Лицедей охнув отпрянул, из его левого уха побежала струйка крови.
– Что, тело совсем не то? – сочувственно спросил Крион, убирая Длань обратно.
– Ещё пара секунд, и меня бы по кускам пришлось собирать, – прошипел Лицедей. – Суть-то у меня та же, хочет жрать как можно больше, а вот тело… обычное, человеческое. Столько энергии ему… Да, впрочем, кому я рассказываю? – Старик печально махнул рукой. – Что же до новости, которую ты принёс… Ну-у, дерьмово? Очень дерьмово? Прям пиздец как дерьмово? А на самом деле, какая разница? Вернутся они, всех, кто выжил, перебьют… и… что дальше? Это хреновая жизнь, когда не можешь использовать все свои возможности, умереть будет не так уж и плохо.
– Зачем умирать, если можно вернуться и подготовиться к драке?
Лицедей печально рассмеялся.
– Раз мы не справились тогда, разве сможем справиться сейчас?
Крион облизнул губы и оскалился.
– Они вернутся не в тех кондициях, в каких были тогда.
– А у нас и не то число, и не те кондиции.
– Теперь я буду с вами. И, кто знает, возможно, мне удастся вернуть вам мощь. К тому же, если останки Низвергнутого останутся в могильниках, они будут пробуждаться ото сна ещё десятки лет, если не сотни. Мне нужно знать, кто выжил и где их найти, старик.
– Ну, во-первых, я встречал только Мать и даже предположить не могу, куда она подалась.
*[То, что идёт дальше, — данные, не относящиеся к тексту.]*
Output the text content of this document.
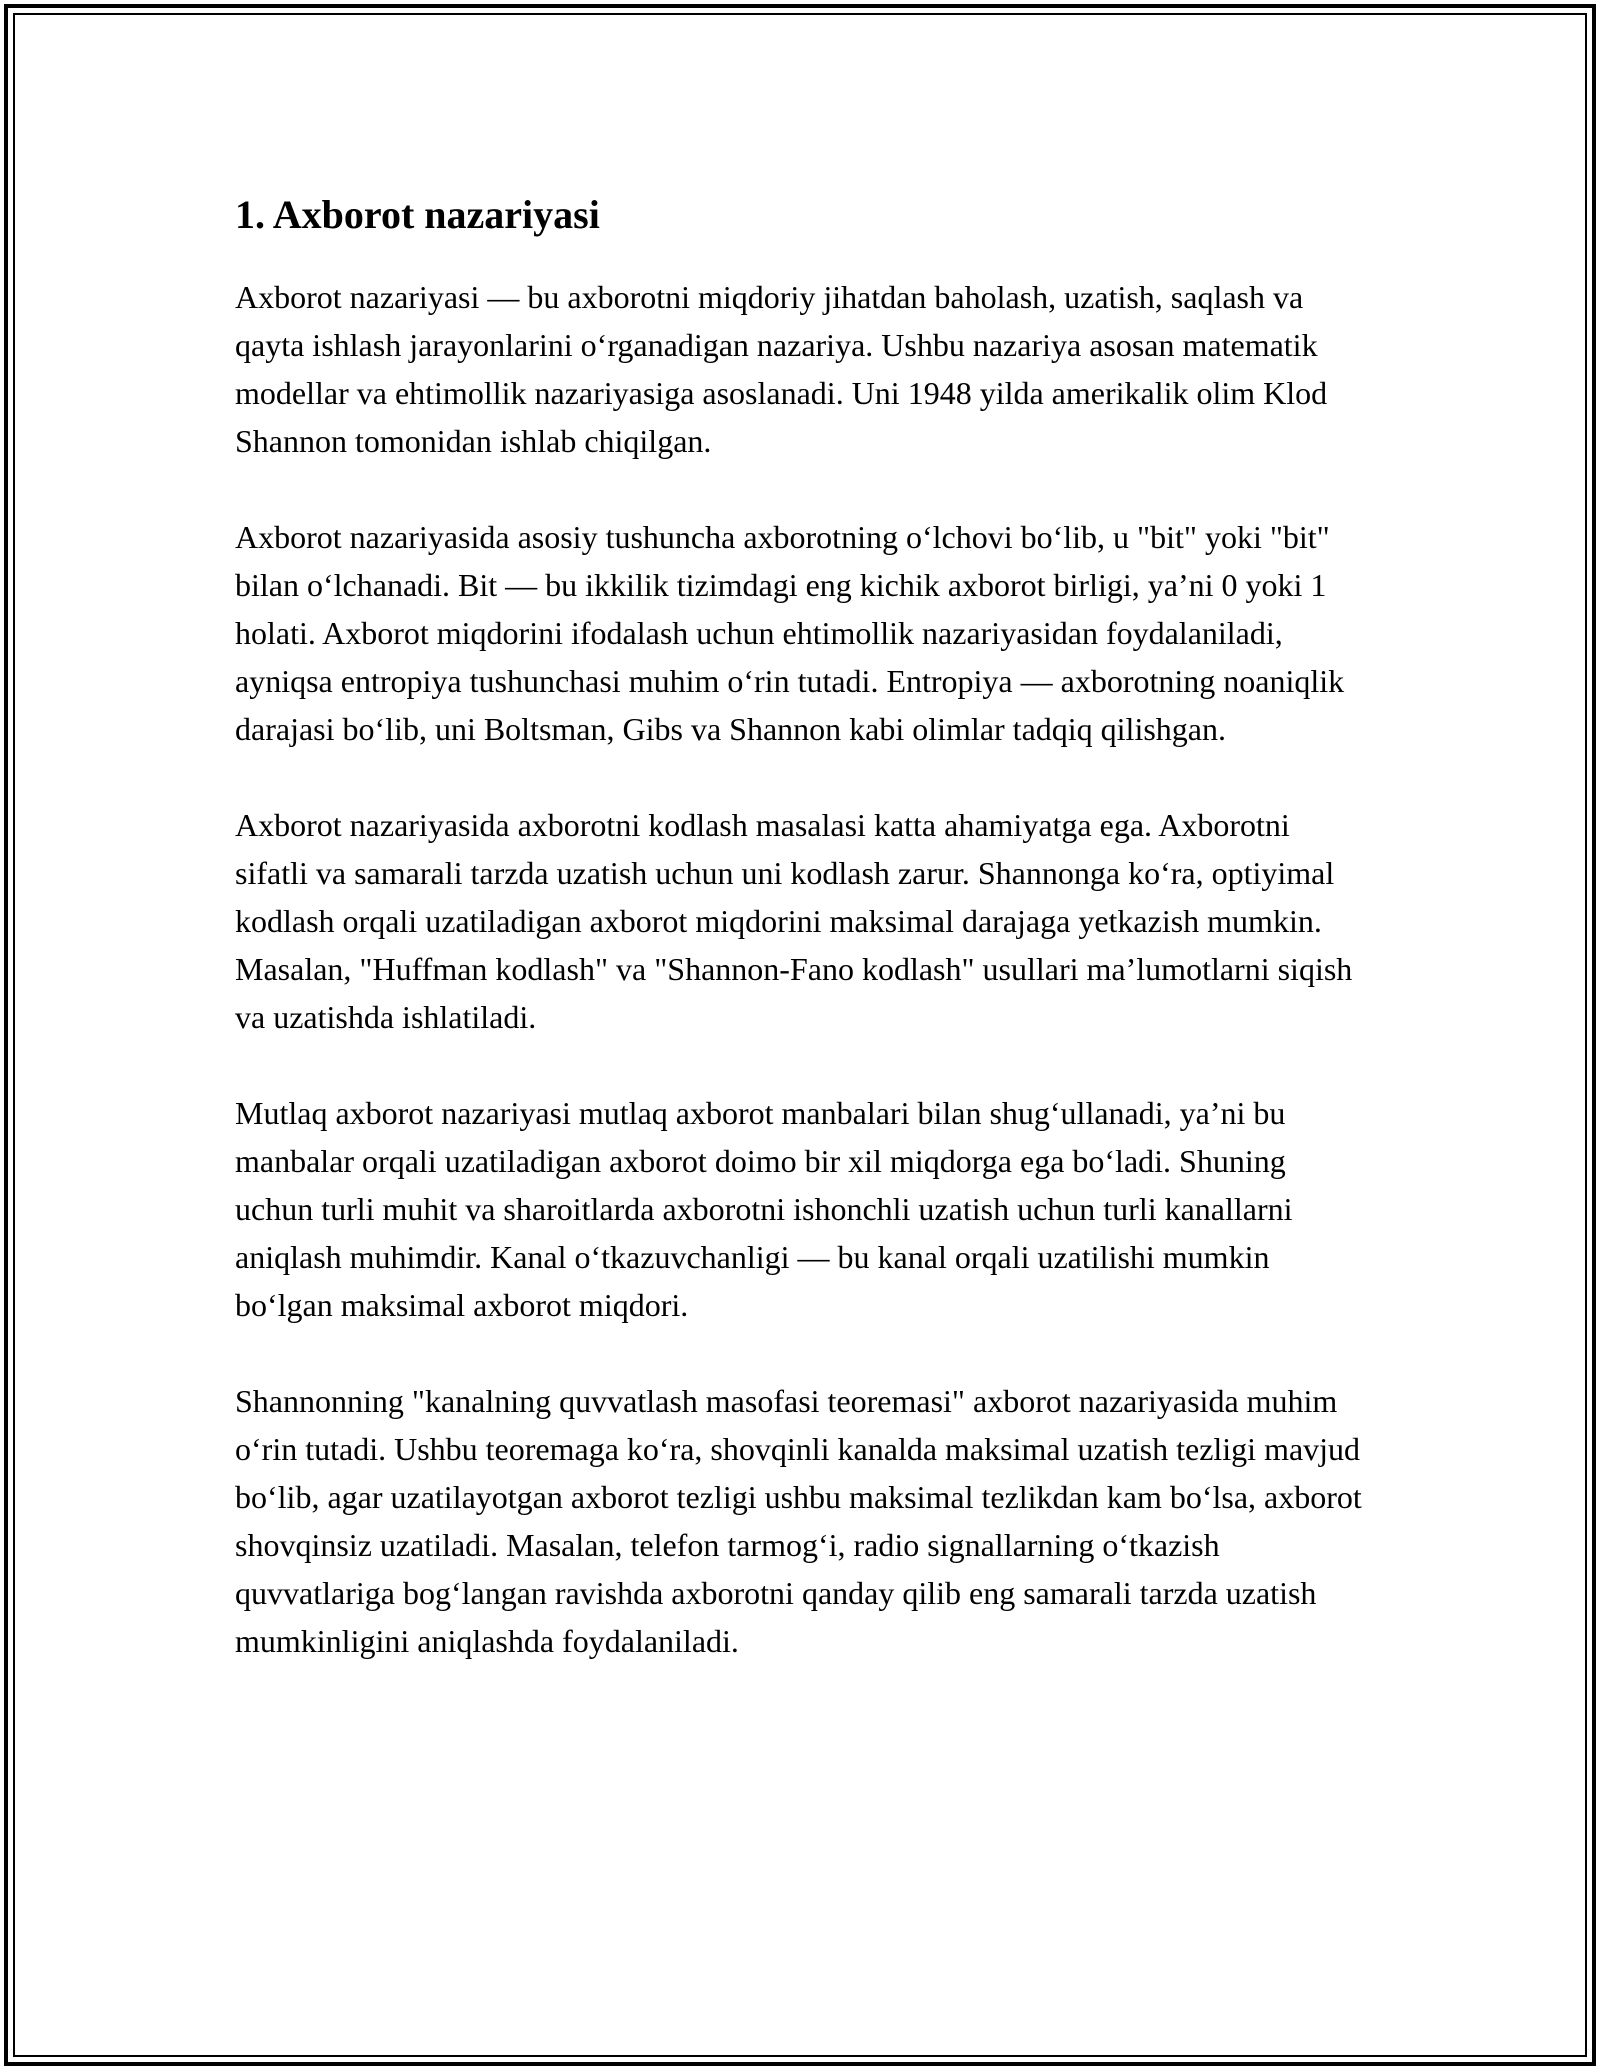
1. Axborot nazariyasi

Axborot nazariyasi — bu axborotni miqdoriy jihatdan baholash, uzatish, saqlash va qayta ishlash jarayonlarini oʻrganadigan nazariya. Ushbu nazariya asosan matematik modellar va ehtimollik nazariyasiga asoslanadi. Uni 1948 yilda amerikalik olim Klod Shannon tomonidan ishlab chiqilgan.

Axborot nazariyasida asosiy tushuncha axborotning oʻlchovi boʻlib, u "bit" yoki "bit" bilan oʻlchanadi. Bit — bu ikkilik tizimdagi eng kichik axborot birligi, yaʼni 0 yoki 1 holati. Axborot miqdorini ifodalash uchun ehtimollik nazariyasidan foydalaniladi, ayniqsa entropiya tushunchasi muhim oʻrin tutadi. Entropiya — axborotning noaniqlik darajasi boʻlib, uni Boltsman, Gibs va Shannon kabi olimlar tadqiq qilishgan.

Axborot nazariyasida axborotni kodlash masalasi katta ahamiyatga ega. Axborotni sifatli va samarali tarzda uzatish uchun uni kodlash zarur. Shannonga koʻra, optiyimal kodlash orqali uzatiladigan axborot miqdorini maksimal darajaga yetkazish mumkin. Masalan, "Huffman kodlash" va "Shannon-Fano kodlash" usullari maʼlumotlarni siqish va uzatishda ishlatiladi.

Mutlaq axborot nazariyasi mutlaq axborot manbalari bilan shugʻullanadi, yaʼni bu manbalar orqali uzatiladigan axborot doimo bir xil miqdorga ega boʻladi. Shuning uchun turli muhit va sharoitlarda axborotni ishonchli uzatish uchun turli kanallarni aniqlash muhimdir. Kanal oʻtkazuvchanligi — bu kanal orqali uzatilishi mumkin boʻlgan maksimal axborot miqdori.

Shannonning "kanalning quvvatlash masofasi teoremasi" axborot nazariyasida muhim oʻrin tutadi. Ushbu teoremaga koʻra, shovqinli kanalda maksimal uzatish tezligi mavjud boʻlib, agar uzatilayotgan axborot tezligi ushbu maksimal tezlikdan kam boʻlsa, axborot shovqinsiz uzatiladi. Masalan, telefon tarmogʻi, radio signallarning oʻtkazish quvvatlariga bogʻlangan ravishda axborotni qanday qilib eng samarali tarzda uzatish mumkinligini aniqlashda foydalaniladi.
Знаю, что Костлявая до сих пор жива, но от неё-то какой прок? Возможно, жив Кузнец, скорее всего, жив. Это всё.
– А во-вторых?
– А во-вторых, какая-то тварь занята именно тем, что разыскивает нас и предлагает вернуть силу. И, думаю, для этого она хочет вытащить всё, что осталось от Низвергнутого, из могильников.
– Уверен?
– Уверен. Я чувствовал в ней не-магию, то, над чем экспериментировали твои дядьки, да не довели до конца из-за того, что мы на них напали. Слышал про могильщиков?
Путник ещё раз оскалился.
– Слышал. – Он хлопнул по прилавку ладонью. – И, кажется, кое-что вспоминаю из недавно произошедшего. Пойду тогда, а ты будь наготове.
– Я отсюда никуда не денусь. А ты куда хоть пойдёшь? Просто, чтобы знать, как продлить собственную жизнь, явись сюда завтра твои дядьки.
– В Сердце Озера. Кажется, там заваривается какое-то дерьмо.